Abrantes

Médio Tejo

Abrantes

O Guia De Turismo Portugal apresenta-lhe uma das localidades Históricas de Portugal.

Abrantes é uma cidade portuguesa pertencente ao distrito de Santarém, na sub-região do Médio Tejo, na região Centro, com cerca de 18 500 habitantes.

Pertencia ainda à antiga província do Ribatejo, hoje porém sem qualquer significado político-administrativo.

É sede de um município com 714,69 km² de área e 39 325 habitantes (2011), subdividido em 13 freguesias.

A densidade demográfica é de 55,02 hab/km².

O município é limitado a norte pelos municípios de Vila de Rei, Sardoal e Mação, a leste por Gavião, a sul por Ponte de Sor e a oeste por Chamusca, Constância, Vila Nova da Barquinha e Tomar.

O município inclui uma cidade, Abrantes, e uma vila, o Tramagal.
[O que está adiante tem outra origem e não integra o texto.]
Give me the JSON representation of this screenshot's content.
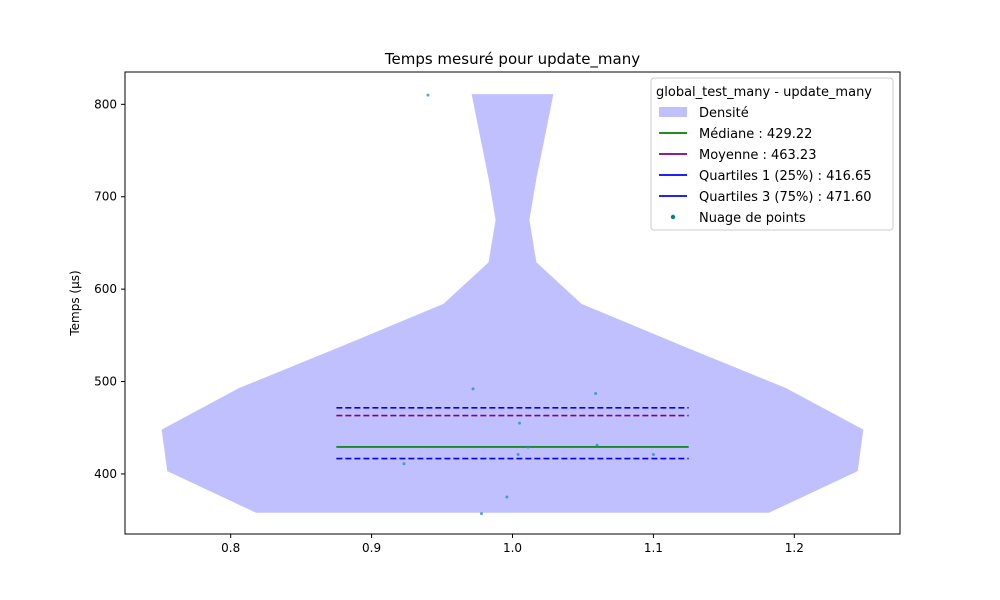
{
  "chart_data": {
    "type": "violin",
    "title": "Temps mesuré pour update_many",
    "xlabel": "",
    "ylabel": "Temps (µs)",
    "xlim": [
      0.725,
      1.275
    ],
    "ylim": [
      335,
      835
    ],
    "xticks": [
      0.8,
      0.9,
      1.0,
      1.1,
      1.2
    ],
    "xtick_labels": [
      "0.8",
      "0.9",
      "1.0",
      "1.1",
      "1.2"
    ],
    "yticks": [
      400,
      500,
      600,
      700,
      800
    ],
    "ytick_labels": [
      "400",
      "500",
      "600",
      "700",
      "800"
    ],
    "grid": false,
    "legend_position": "top-right",
    "legend_title": "global_test_many - update_many",
    "density": {
      "label": "Densité",
      "color": "#c0c0ff",
      "center": 1.0,
      "profile": [
        {
          "y": 358,
          "half_width": 0.182
        },
        {
          "y": 403,
          "half_width": 0.245
        },
        {
          "y": 448,
          "half_width": 0.249
        },
        {
          "y": 493,
          "half_width": 0.194
        },
        {
          "y": 539,
          "half_width": 0.12
        },
        {
          "y": 584,
          "half_width": 0.049
        },
        {
          "y": 629,
          "half_width": 0.017
        },
        {
          "y": 675,
          "half_width": 0.012
        },
        {
          "y": 720,
          "half_width": 0.017
        },
        {
          "y": 765,
          "half_width": 0.023
        },
        {
          "y": 811,
          "half_width": 0.029
        }
      ]
    },
    "lines": [
      {
        "key": "median",
        "label": "Médiane : 429.22",
        "value": 429.22,
        "color": "#008000",
        "dash": false,
        "x": [
          0.875,
          1.125
        ]
      },
      {
        "key": "mean",
        "label": "Moyenne : 463.23",
        "value": 463.23,
        "color": "#800080",
        "dash": true,
        "x": [
          0.875,
          1.125
        ]
      },
      {
        "key": "q1",
        "label": "Quartiles 1 (25%) : 416.65",
        "value": 416.65,
        "color": "#0000ff",
        "dash": true,
        "x": [
          0.875,
          1.125
        ]
      },
      {
        "key": "q3",
        "label": "Quartiles 3 (75%) : 471.60",
        "value": 471.6,
        "color": "#0000ff",
        "dash": true,
        "x": [
          0.875,
          1.125
        ]
      }
    ],
    "legend_line_order": [
      "median",
      "mean",
      "q1",
      "q3"
    ],
    "scatter": {
      "label": "Nuage de points",
      "color": "#1f8fb5",
      "legend_color": "#008080",
      "points": [
        {
          "x": 0.94,
          "y": 810
        },
        {
          "x": 0.972,
          "y": 492
        },
        {
          "x": 1.059,
          "y": 487
        },
        {
          "x": 1.005,
          "y": 455
        },
        {
          "x": 1.06,
          "y": 431
        },
        {
          "x": 1.011,
          "y": 429
        },
        {
          "x": 1.004,
          "y": 421
        },
        {
          "x": 1.1,
          "y": 421
        },
        {
          "x": 0.923,
          "y": 411
        },
        {
          "x": 0.996,
          "y": 375
        },
        {
          "x": 0.978,
          "y": 357
        }
      ]
    }
  }
}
Abrantes é um dos maiores concelhos do país. Localizado na fronteira das províncias do Ribatejo, Alto Alentejo e Beira Baixa, numa encosta a cerca de 800 metros de altitude, sempre constituiu um bom reduto defensivo natural. Do alto do seu castelo abrange-se um horizonte visual de quase oitenta quilómetros.

Dos miradouros da Porta da Traição e da Torre de Menagem avista-se, a sul, o panorama das lezírias do rio Tejo. A norte, podem ver-se os pinhais que bordejam as margens da albufeira de Castelo de Bode. Nas margens do Tejo vêem-se os restos da antiga ponte romana e as típicas bateiras do Tejo.
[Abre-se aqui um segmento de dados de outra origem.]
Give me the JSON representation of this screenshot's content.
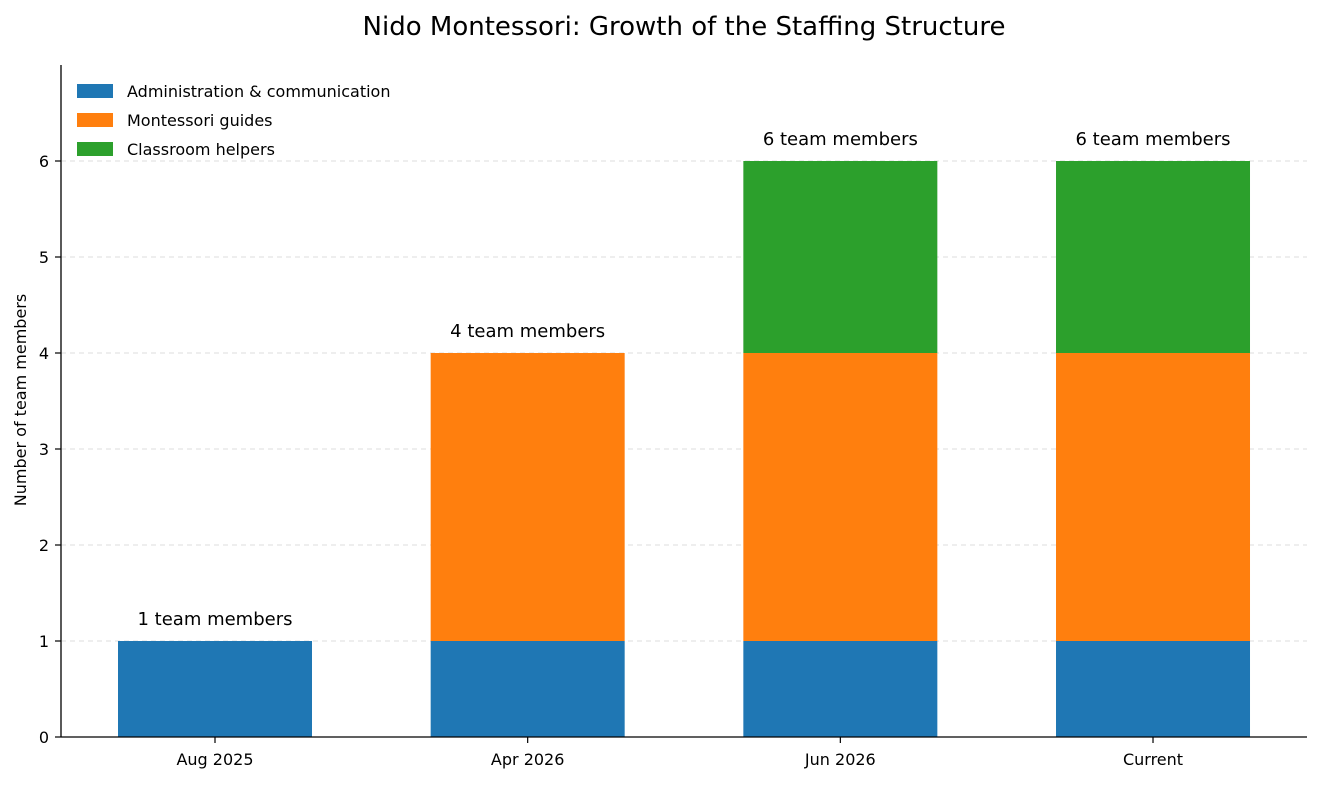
{
  "chart_data": {
    "type": "bar",
    "stacked": true,
    "title": "Nido Montessori: Growth of the Staffing Structure",
    "xlabel": "",
    "ylabel": "Number of team members",
    "categories": [
      "Aug 2025",
      "Apr 2026",
      "Jun 2026",
      "Current"
    ],
    "series": [
      {
        "name": "Administration & communication",
        "values": [
          1,
          1,
          1,
          1
        ],
        "color": "#1f77b4"
      },
      {
        "name": "Montessori guides",
        "values": [
          0,
          3,
          3,
          3
        ],
        "color": "#ff7f0e"
      },
      {
        "name": "Classroom helpers",
        "values": [
          0,
          0,
          2,
          2
        ],
        "color": "#2ca02c"
      }
    ],
    "totals_labels": [
      "1 team members",
      "4 team members",
      "6 team members",
      "6 team members"
    ],
    "ylim": [
      0,
      7
    ],
    "yticks": [
      0,
      1,
      2,
      3,
      4,
      5,
      6
    ],
    "grid": "horizontal-dashed",
    "legend_position": "top-left"
  }
}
Desde a época da ocupação romana, quando o seu nome era Tabucci, até ao final da Idade Média, o desenvolvimento do concelho, situado no chamado Médio Tejo, foi sempre ajudado pela sua localização geográfica, tendo sido, ao longo da sua história, um ponto estratégico importante para a segurança da Beira e do Alentejo, integrando-se na linha dos castelos do norte do Tejo durante a Reconquista.

O nome Abrantes terá derivado de Aurantes, devido à quantidade de ouro que era retirado das areias do rio. De D. Afonso Henriques recebeu, em 1179, o seu primeiro foral. Afonso II restaurou-lhe os meios defensivos e, segundo a tradição, ordenou a construção da igreja de Santa Maria.

Doadas, em 1281, à Rainha Santa por D. Dinis, as terras do concelho foram usadas por Nuno Álvares Pereira e por D. João para se reunirem e estacionarem as suas tropas antes de se dirigirem para Aljubarrota.